Ten things to read about today’s data retention decision

I am a fair-weather blogger, and so I cannot remember the last time I had so many visits or retweets in a day.  Piggybacking on the unexpected traffic boost, here are ten things worth reading (from various sources) about the reason for that traffic – the finding by the Court of Justice of the EU that the Data Retention Directive is, on human rights grounds, invalid.  (My own post, Data retention parrot, is here).

I had plenty to choose from in putting this list together – fortunate that the decision was published when many of us legal academics are not teaching?
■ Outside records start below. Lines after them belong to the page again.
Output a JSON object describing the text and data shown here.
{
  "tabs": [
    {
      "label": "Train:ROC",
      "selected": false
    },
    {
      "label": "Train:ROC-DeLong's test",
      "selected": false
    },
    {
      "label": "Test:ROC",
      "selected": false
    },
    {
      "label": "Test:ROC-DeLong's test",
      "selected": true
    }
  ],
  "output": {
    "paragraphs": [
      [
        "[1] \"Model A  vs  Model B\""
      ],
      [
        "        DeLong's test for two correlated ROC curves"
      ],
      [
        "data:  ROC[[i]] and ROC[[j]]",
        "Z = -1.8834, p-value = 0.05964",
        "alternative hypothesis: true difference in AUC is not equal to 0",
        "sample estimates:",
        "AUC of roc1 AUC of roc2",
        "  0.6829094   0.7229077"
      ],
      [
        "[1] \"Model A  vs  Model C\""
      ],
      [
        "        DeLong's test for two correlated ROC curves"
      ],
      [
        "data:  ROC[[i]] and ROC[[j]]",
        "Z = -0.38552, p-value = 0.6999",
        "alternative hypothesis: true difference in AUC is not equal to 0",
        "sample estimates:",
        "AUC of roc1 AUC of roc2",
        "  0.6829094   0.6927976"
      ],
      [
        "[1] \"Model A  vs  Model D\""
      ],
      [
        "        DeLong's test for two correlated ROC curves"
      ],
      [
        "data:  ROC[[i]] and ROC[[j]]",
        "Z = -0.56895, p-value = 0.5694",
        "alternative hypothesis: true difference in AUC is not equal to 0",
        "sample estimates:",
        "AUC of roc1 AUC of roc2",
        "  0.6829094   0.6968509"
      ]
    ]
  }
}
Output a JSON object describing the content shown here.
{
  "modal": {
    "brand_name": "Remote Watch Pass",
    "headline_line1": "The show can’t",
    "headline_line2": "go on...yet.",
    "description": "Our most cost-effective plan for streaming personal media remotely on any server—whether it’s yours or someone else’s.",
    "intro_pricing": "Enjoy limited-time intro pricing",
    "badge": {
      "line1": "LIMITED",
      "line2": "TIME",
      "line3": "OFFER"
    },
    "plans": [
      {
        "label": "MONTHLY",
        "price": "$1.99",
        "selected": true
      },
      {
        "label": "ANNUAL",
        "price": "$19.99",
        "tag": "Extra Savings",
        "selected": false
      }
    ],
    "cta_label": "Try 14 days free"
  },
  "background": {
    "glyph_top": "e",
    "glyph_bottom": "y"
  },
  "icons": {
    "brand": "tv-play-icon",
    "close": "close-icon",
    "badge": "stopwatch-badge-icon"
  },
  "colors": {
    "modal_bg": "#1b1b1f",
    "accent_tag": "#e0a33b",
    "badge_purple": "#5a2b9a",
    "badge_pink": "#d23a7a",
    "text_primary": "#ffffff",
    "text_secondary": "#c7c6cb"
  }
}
  1. The decision of the Court.  The early pages are taken up with reproducing the provisions of the legislation, so if you are familiar with the Directive, those pages are most skippable.
  2. Fiona de Londras, professor at Durham Law School, writing at Human Rights in Ireland. Special mention: discussion on whether “a more tailored, narrower approach” might survive scrutiny if the Directive is to be replaced (see also her lessons for the US, posted at The Conversation).
  3. “Cybermatron”, an expert in this field, writing on her blog. Special mention: highlighting weaknesses in the decision, including where the Court may have underappreciated the significance of the legislation and of this challenge.
  4. Steve Peers, professor at the University of Essex Law School, writing on his blog EU Law Analysis. Special mention: analysis of the current status of the (invalid) Directive, and options for states and the EU from this point on.
  5. Paul Bernal, lecturer at the UEA Law School, writing on his blog. Special mention: how the decision sits within the wider debate on and advocacy for privacy.
  6. Karlin Lillington, journalist, writing in the Irish Times. Special mention: the consequences for Ireland and the EU, by someone who has been instrumental in highlighting data retention practices for over a decade.
  7. Luke Scanlon, solicitor, Pinsent Masons, writing on Out-law. Special mention: impact on other legislation, including data protection present and future.
  8. Glyn Moody, author and journalist, writing for ComputerWorld UK. Special mention: explanation, point by point, of how the court’s decision relates to specific data retention practices.
  9. Gabriele Steinhauser, journalist, writing in the Wall Street Journal. Special mention: how the decision is being reported to an international audience, including the political dimension.
  10. Press release and FAQ on the decision from the European Commission (the ‘losing’ side, not that you would know that from the statement). Special mention: reading it with a straight face.

Apologies to those omitted – additional links welcome, through the comments sections below.

The data retention parrot

One of the most-read posts on this site is a 2009 set of ten questions about data retention legislation in Ireland. It was written with a mixture of anger and detail. Today’s post contains neither. Instead, it’s relieved – but hurried.

This morning, the Court of Justice of the European Union (CJEU) ruled in a set of cases regarding the validity, from a human rights point of view, of the Data Retention Directive (which provides for the retention by service providers of phone and Internet communications data across the EU for set periods, for the purpose of subsequent access by public authorities). Here’s the decision as posted on Scribd; official link to follow. Cases C-293/12 and C-594/12.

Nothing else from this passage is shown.